On January 31st 2021, an online structured course entitled “Python For Data Analysis” was organized to provide an active, hands-on tutorial on data analysis using the Pandas Python library. The structured course started at 9.00 am and ended at 12.15 pm using Cisco Webex online conferencing platform. This course was organized by the Postgraduate Student Society School of Computing (PGSS-SC) with Asraful Syifaa’ Ahmad as the moderator. This session was successfully held with the PGSS-SC committee’s help Muhammad Zafran Muhammad Zaly Shah, Muhammad Luqman Mohd Shafie, and Muhamad Farhin Harun.
This course received 278 online registrations, and 116 participants turned up for the event. However, out of 116, only 105 participants registered during the structured course. There are 46.67% PhD students, 20.0 % Master degree students, 11.43% Bachelor students, and the rest are unidentified. We also received participation from UTM staff. Additionally, 86.67 % are from UTM, and the remainder is non-UTM. The honorable speaker, Dr. Haslina Binti Hashim is a senior lecturer at School of Computing, Universiti Teknologi Malaysia. She received her Bachelor of Computer Science (Artificial Intelligence) in 2003 from Universiti Malaya and her M.Sc. in Bioinformatics from Chalmers University, Sweden in 2007. She received her PhD in Bioinformatics from the University of Manchester, United Kingdom in 2016. Her expertise is in Data Mining, Machine Learning, Business Intelligence and Bioinformatic. She also has industrial collaboration with TERAJU Johor. In this course, Dr. Haslina used a module based on the IBM Python Workshop, which she attended a few years back. Hence, the talk is divided into five topics which are:
1) Topic 1: Importing Dataset
2) Topic 2: Data Wrangling
3) Topic 3: Exploratory Data Analysis
4) Topic 4: Model Development
5) Topic 5: Model Evaluation.
Along with each topic, Dr Haslina also provides hands-on activity using the Jupiter Notebook, an online Python workspace by Google that already includes various libraries covering all the topics. Besides that, the Jupyter Notebook template was also shared among the participants to do the hands-on activities together with Dr. Haslina. The first topic showed how to import any dataset into the Jupiter environment. The speaker also showed how to display the dataset they are imported into the environment. Data wrangling or data cleaning was covered to show the process of cleaning and unifying messy and complicated dataset for easy access and analysis. This is an essential step as machine learning algorithms cannot understand complex structured data, and it can ease analysts to analyze the data. Participants were taught how to transform complex label data into the simplest form of representation, which significantly helps participants understand the concept of a data structure. The next topic is an exploratory data analysis (EDA) which is a process to analyze and investigate datasets and summarize their main characteristics. This topic covered the process of analyzing data structure to ensure the data is correctly distributed. If there is an abnormality in the dataset, Dr. Halsina showed how to handle such a situation.

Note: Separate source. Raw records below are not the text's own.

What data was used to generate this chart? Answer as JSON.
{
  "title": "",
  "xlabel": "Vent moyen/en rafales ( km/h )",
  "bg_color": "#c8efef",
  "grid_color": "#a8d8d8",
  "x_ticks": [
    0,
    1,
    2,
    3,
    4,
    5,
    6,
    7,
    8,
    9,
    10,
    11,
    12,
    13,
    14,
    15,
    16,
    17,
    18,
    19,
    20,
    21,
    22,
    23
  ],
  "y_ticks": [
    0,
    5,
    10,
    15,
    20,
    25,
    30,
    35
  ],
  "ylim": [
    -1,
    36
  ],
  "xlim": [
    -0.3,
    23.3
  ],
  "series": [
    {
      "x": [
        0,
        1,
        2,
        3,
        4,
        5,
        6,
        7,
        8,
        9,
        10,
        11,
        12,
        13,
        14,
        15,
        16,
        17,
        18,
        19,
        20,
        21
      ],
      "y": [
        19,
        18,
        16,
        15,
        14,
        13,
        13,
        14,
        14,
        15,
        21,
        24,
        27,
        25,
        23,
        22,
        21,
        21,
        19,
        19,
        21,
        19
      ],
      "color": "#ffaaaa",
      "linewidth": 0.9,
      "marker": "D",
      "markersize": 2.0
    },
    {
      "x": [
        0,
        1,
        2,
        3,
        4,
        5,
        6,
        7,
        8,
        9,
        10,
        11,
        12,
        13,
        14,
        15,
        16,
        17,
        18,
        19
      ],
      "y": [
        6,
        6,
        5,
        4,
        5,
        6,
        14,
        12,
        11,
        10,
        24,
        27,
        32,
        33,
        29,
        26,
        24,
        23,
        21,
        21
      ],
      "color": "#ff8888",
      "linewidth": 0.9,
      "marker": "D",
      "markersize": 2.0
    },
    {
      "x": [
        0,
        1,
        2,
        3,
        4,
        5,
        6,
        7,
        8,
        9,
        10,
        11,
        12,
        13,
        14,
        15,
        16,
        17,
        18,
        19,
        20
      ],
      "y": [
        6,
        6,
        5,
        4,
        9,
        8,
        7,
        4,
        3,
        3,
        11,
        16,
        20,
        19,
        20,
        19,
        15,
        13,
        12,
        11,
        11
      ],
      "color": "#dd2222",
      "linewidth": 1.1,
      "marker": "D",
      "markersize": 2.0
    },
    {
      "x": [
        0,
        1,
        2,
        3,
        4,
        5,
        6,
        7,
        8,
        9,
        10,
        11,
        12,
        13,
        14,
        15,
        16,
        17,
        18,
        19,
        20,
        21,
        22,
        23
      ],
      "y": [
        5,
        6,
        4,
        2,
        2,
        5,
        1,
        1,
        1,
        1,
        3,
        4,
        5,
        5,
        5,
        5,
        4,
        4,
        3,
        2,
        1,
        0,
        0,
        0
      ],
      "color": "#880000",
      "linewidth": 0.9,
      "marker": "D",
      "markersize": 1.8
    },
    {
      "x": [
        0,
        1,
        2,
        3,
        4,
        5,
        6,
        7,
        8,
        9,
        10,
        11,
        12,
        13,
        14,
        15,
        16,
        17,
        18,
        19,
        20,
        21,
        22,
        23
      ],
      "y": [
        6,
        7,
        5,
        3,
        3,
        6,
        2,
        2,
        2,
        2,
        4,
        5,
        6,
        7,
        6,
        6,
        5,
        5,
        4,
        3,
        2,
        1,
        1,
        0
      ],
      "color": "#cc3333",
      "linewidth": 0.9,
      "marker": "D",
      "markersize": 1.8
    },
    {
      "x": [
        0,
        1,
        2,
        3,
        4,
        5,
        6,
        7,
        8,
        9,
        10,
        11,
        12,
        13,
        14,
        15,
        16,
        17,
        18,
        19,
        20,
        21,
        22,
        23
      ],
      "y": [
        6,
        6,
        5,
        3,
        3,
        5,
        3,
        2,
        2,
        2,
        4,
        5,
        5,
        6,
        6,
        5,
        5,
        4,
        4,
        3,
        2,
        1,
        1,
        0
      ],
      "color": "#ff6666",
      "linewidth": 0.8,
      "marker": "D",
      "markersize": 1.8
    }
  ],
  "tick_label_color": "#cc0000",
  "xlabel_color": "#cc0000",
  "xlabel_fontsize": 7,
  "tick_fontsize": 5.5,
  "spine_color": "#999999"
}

In conclusion, artificial intelligence or machine learning is one of the most demanded industry skills in recent years. However, data analysis is also essential because, without proper data analysis skills, data could not be well-defined at the client level. Some critical information may be mistranslated or missing. Nowadays, data are considered as the ‘new oil’ which shows its importance in the industry. During the whole course, only the first topic until the third topic is covered because of time constraint. However, some participants are interested in the course and requested PGSS-SC to expand the course to session two to cover remaining topics. There are also many questions asked during the talk. Most of the participants were satisfied with the speaker’s selection, and the topic gave much insight to them. Nevertheless, the participants appreciate all the efforts by the SPS UTM and PGSS SC as the organizers. Additionally, 105 participants rate this structured course 4 and 5 stars in terms of the overall rating. This course outcome is a kick start for PGSS SC to organize more workshops like this.